一大早的,莫德格的警察來了,說實話,他們的辦公效率實在不怎麼樣,都第二天了才姗姗來遲。
柳絲絲一頭霧水的拉住阮眠:“警察怎麼來了,是發生什麼事了嗎?”
她對昨天的記憶隻停留在自己莫名其妙在廁所裡忽然昏睡過去,剩下的記憶全部斷片。
而其他人,也未見的比她好多少。
硬要說起來,現場唯二保持清醒的人,除了她就是劉大力了。
想到這,阮眠視線悄悄掃過現場,找了一圈也沒看見。
“阮眠。”
警察叫了她的名字。
“在。”阮眠一個激靈迅速起身,像是在學校被點名的小學生,站姿筆直且迅速。
“進屋做筆錄。”
*
“昨天你都看見了什麼。”
“當時很黑,我什麼也沒看見,隻知道進來個人,但我從頭到尾都沒見到他的模樣。”
“事發的時候你在哪。”
“在廁所。”
“你身邊當時還有誰?”
“我的同事柳絲絲,但她當時已經暈倒了。”
筆尖在紙面上留下刷刷的模糊音色,跟排風的細微風聲構成這個屋裡位數不多的聲源。
不知道是不是為了讓人有壓迫感,屋裡的大燈沒有打開,隻有一圈微黃模糊的小燈照着室内。

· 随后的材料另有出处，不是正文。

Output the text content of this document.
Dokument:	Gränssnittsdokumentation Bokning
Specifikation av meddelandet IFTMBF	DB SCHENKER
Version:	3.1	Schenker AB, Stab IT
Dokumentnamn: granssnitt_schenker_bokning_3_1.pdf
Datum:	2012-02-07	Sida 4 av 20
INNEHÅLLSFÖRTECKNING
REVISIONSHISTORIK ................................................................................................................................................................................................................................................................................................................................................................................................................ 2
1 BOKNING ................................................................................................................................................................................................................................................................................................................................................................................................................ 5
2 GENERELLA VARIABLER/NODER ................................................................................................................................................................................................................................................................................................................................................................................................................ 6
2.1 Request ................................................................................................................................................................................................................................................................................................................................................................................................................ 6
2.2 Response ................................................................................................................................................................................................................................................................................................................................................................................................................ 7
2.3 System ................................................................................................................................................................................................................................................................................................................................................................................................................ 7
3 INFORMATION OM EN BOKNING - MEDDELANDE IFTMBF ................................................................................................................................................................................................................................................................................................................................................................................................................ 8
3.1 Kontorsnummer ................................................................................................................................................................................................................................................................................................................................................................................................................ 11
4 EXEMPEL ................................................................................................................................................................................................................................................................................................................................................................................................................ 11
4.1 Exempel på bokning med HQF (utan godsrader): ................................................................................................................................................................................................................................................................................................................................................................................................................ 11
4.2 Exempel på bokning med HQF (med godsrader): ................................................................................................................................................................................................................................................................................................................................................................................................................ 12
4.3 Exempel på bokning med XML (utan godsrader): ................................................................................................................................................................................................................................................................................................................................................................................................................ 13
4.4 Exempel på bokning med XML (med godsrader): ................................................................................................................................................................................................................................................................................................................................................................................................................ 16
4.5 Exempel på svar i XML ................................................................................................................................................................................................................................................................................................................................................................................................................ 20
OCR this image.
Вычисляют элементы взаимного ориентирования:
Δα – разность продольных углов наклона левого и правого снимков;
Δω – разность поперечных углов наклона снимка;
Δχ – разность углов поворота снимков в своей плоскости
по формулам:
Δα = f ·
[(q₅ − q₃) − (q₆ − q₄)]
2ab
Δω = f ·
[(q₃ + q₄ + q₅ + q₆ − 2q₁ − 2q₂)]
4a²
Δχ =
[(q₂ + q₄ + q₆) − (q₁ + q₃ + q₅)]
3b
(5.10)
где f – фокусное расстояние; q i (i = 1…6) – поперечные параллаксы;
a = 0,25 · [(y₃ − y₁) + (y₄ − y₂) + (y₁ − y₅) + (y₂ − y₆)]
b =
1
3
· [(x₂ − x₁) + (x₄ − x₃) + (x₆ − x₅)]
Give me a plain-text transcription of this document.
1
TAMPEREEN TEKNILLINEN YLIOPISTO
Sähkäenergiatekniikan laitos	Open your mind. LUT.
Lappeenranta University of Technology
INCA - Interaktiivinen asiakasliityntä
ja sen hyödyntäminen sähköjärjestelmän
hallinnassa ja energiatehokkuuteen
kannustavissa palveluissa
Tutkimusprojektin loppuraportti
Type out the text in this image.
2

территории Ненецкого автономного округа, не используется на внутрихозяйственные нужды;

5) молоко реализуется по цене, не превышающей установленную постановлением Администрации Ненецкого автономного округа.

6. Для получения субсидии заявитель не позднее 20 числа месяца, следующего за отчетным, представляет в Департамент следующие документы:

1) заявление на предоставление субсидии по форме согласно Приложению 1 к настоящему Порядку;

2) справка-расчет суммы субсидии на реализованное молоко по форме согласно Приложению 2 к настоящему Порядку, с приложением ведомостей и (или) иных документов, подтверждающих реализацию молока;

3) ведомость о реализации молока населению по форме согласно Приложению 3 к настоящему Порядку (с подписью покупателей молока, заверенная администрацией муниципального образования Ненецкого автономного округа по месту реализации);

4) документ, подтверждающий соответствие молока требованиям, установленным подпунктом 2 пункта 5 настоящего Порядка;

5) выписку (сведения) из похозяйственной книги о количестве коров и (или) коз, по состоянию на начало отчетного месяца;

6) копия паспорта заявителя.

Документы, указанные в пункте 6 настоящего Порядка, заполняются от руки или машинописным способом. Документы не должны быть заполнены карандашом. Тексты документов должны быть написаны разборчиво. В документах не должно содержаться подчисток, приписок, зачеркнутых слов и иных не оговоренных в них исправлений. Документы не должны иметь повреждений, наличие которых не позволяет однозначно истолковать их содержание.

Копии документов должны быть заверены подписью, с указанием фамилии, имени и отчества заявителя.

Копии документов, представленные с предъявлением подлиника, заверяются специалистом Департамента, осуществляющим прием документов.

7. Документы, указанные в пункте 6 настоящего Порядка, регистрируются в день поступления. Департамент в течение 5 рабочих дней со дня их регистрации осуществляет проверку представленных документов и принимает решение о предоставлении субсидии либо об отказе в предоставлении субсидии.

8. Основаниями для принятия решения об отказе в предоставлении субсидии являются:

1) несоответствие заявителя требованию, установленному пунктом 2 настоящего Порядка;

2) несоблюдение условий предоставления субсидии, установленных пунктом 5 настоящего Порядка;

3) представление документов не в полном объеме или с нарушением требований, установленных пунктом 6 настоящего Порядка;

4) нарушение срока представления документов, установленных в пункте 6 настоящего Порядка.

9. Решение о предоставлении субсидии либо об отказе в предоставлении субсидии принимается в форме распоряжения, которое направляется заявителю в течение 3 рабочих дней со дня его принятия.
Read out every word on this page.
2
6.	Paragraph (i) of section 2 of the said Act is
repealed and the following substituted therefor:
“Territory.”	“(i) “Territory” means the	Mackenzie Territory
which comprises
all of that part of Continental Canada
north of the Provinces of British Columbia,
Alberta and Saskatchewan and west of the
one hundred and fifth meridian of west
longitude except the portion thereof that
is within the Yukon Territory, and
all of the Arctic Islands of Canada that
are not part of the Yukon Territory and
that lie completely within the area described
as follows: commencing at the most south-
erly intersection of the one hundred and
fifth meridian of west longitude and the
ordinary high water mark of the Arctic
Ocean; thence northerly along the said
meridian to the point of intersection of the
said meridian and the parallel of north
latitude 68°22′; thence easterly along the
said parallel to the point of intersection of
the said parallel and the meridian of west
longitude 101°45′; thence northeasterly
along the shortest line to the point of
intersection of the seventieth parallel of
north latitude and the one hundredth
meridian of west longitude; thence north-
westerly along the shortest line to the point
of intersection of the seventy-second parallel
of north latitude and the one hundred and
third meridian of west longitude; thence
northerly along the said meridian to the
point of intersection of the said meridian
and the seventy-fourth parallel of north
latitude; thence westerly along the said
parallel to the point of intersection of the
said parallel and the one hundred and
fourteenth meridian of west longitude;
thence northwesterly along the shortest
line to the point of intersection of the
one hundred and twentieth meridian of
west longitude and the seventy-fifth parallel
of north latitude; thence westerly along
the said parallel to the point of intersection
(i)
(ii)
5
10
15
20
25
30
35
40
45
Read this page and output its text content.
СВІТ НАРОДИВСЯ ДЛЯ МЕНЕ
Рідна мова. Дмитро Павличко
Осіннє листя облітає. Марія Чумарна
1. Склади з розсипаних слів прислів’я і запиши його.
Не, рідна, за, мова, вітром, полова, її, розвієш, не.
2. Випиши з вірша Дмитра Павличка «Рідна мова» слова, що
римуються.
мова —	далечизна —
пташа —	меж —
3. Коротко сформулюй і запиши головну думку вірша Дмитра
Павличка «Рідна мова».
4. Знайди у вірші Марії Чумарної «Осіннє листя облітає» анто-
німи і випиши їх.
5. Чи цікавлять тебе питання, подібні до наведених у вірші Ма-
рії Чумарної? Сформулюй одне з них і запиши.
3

阮眠坐在椅子上垂着頭交握着手,拇指不停蹭着中指的戒指,柔軟的黑長發貼着她細嫩的白皙脖頸披下,她輕顫的呼吸随着細長的睫毛眨動的頻率輕輕起伏着,在昏黃的燈光下看起來像是即将振翅的蝴蝶。
她很緊張。
這也很正常,畢竟一個生長環境良好從小又遵紀守法的良民,哪會有什麼機會面對這種場面。
桌子對面的警察将她的反應納入眼底,将手中筆放下又接着問道:
“你跟衛銘什麼關系。”
阮眠眼睫一顫,舔了舔嫣紅的唇輕呐道:“打工人和老闆的關系。”
“說謊。”桌子被拍的啪一聲響,動靜雖然不大,但是卻将阮眠吓了一跳。
她顫顫擡眼看向對面,昏暗燈光下她看不清警察整張臉,依稀隻能瞧見帽檐下模糊繃緊的下颌和緊抿的唇。
“希望你能如實回答我的問題,阮眠小姐。”
氣氛一瞬沉默,逼仄的空氣将人包裹蹂躏成一團團,壓縮到了極緻,生出無法呼吸的錯覺。
“這個問題,似乎跟昨晚的事件沒有關系,警察先生。”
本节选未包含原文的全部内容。